18th-19th century adobe residences in California

The Orella Adobes at Cañada del Corral on the Gaviota Coast about 20 miles west of Santa Barbara are Santa Barbara County landmarks. The adobes may trace back to the late 18th century, as a tile was found during a remodel in the 1930s imprinted with the year "1798".

==Background==
The property was originally part of Rancho Cañada del Corral. While owned by Ortega descendants, it was a frequent center of social events and played host to numerous travelers, including John C. Frémont in 1847. Ownership passed to Bruno Orella and his wife Mercedes Gonzalez y Guevara in 1866.

Bruno Orella, was born in the Basque country in Spain in 1830, and came to California at the time of the Gold Rush. He married Mercedes Gonzalez y Ladron de Guevara. The couple established a prosperous farming/mercantile family with extensive holdings throughout the Santa Barbara/Ventura region. The site of Orella's town-home (known as the "Janssens-Orella-Birk Building") on the State street, main street of Santa Barbara, is on the National Register of Historic Places. The Orellas were patrons of the local Catholic churches and religious orders. All sons of the family attended Santa Clara College and to this day there is an Orella Prize given at that university to the student with highest grades in the sciences.
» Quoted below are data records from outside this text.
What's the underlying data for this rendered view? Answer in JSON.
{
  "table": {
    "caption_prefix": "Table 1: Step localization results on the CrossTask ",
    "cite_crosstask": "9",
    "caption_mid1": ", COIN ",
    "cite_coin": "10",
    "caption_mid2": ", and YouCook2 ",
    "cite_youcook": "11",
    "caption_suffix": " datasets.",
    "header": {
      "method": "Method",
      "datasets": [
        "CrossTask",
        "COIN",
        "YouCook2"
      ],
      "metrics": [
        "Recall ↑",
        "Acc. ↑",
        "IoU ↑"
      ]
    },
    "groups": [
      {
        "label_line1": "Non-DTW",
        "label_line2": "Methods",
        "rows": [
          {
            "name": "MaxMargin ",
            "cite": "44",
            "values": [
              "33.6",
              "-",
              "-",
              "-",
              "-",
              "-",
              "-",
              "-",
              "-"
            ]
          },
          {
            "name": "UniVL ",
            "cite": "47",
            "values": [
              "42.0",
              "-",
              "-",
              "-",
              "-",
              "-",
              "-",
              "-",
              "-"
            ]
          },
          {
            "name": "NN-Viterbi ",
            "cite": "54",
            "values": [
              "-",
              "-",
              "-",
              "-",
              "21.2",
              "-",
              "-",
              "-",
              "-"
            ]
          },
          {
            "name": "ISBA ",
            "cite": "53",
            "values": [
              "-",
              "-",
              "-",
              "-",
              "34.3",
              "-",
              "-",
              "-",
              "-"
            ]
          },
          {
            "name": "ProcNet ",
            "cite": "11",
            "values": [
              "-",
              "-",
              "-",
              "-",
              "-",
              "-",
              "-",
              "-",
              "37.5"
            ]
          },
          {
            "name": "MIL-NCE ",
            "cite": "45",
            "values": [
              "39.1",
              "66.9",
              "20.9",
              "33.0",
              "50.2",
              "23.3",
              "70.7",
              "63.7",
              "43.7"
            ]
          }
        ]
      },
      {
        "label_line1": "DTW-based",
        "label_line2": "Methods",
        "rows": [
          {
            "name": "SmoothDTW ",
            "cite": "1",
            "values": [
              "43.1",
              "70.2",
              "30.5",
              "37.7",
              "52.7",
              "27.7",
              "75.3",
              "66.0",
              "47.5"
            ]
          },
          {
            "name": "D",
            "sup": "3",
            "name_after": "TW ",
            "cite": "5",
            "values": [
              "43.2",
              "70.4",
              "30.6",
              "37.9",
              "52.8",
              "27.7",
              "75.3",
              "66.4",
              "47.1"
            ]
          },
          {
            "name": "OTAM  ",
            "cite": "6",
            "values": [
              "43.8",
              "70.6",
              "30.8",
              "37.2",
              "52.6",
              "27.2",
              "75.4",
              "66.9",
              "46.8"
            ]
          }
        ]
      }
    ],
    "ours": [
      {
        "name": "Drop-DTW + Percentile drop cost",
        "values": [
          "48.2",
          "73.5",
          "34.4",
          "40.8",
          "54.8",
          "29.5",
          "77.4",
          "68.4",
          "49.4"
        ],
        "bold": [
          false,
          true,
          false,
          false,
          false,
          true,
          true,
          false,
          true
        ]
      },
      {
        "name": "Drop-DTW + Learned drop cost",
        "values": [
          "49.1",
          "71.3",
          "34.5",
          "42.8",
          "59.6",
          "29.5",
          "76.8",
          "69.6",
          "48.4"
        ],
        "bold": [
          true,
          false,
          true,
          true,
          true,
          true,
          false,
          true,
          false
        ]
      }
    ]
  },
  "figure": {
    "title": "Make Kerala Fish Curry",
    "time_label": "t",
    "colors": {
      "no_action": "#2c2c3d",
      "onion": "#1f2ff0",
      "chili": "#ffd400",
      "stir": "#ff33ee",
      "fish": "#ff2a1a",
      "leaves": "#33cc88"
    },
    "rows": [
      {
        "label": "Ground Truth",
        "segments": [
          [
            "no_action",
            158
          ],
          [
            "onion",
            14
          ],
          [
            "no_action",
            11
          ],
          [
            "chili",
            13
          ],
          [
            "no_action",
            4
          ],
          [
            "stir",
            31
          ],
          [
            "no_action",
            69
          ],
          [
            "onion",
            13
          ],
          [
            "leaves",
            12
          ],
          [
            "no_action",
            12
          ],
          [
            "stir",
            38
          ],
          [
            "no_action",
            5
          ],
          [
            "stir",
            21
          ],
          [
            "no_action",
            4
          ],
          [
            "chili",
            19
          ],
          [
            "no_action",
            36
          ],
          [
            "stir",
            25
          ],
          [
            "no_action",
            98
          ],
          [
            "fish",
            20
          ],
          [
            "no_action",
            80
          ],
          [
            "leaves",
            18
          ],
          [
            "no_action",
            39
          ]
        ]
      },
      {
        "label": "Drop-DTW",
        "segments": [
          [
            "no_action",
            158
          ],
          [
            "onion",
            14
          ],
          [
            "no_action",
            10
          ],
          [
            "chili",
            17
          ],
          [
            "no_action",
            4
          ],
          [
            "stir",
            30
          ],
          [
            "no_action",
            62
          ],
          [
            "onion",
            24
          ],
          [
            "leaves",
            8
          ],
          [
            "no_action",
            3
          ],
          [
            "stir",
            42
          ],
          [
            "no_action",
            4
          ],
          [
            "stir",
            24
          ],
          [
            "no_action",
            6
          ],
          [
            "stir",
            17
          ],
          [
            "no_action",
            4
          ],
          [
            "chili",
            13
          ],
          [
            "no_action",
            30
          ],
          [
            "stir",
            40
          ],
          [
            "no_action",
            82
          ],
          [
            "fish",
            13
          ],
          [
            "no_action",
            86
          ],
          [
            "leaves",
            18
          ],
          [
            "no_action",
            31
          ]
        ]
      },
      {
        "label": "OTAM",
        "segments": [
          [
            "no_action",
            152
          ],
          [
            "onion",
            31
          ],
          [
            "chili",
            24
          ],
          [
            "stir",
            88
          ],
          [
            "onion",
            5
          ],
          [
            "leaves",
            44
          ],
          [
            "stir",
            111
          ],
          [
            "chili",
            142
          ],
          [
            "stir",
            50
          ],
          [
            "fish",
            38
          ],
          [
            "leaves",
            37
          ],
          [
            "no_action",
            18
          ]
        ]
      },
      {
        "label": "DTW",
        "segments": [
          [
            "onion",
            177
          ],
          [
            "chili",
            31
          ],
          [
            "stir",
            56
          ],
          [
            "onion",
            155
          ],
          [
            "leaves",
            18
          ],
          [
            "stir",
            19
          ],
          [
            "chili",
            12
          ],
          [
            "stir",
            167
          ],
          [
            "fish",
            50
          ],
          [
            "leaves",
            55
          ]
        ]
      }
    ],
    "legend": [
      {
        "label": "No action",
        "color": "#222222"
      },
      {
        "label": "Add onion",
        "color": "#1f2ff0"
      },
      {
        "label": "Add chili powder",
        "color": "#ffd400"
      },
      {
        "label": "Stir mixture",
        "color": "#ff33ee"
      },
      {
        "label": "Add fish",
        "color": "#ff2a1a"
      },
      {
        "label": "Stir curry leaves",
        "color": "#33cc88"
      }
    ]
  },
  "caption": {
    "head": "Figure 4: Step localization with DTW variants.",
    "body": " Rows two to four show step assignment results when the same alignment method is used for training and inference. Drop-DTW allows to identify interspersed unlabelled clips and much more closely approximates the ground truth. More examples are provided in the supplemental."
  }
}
When the Orellas purchased the adobes, they became their country residence. One of the buildings served as schoolhouse to their children, and a tutor was hired to live on the ranch. Bruno's daughter, Elena Orella Covarrubias, inherited the adobes and remodeled them in the 1930s in Spanish Revival style. Oil was found on her land in August 1929, with the drilling of the "Erburu No. 1" well by General Petroleum Corporation, in the Vaqueros Formation at a depth of 1446 feet. The "El Capitan Oil Field" became one of the richest in the state; production at the field peaked in 1946. It was part of Bruno's large landholdings in the region and remained in the hands of his descendants until the property was sold to Exxon Mobil Corporation in 1971.

==Contemporary history==
On August 17, 1993, the Santa Barbara County Board of Supervisors declared County Landmark status for the Orella Adobes.

On January 20, 2017, a flash flood inundated Cañada del Corral and damaged the historic adobes. A local resident reported that one of the adobes appeared to have fallen into the river.

In 2021, the historic Covarrubias Barn located across the creek from the adobes was destroyed during the Alisal Fire.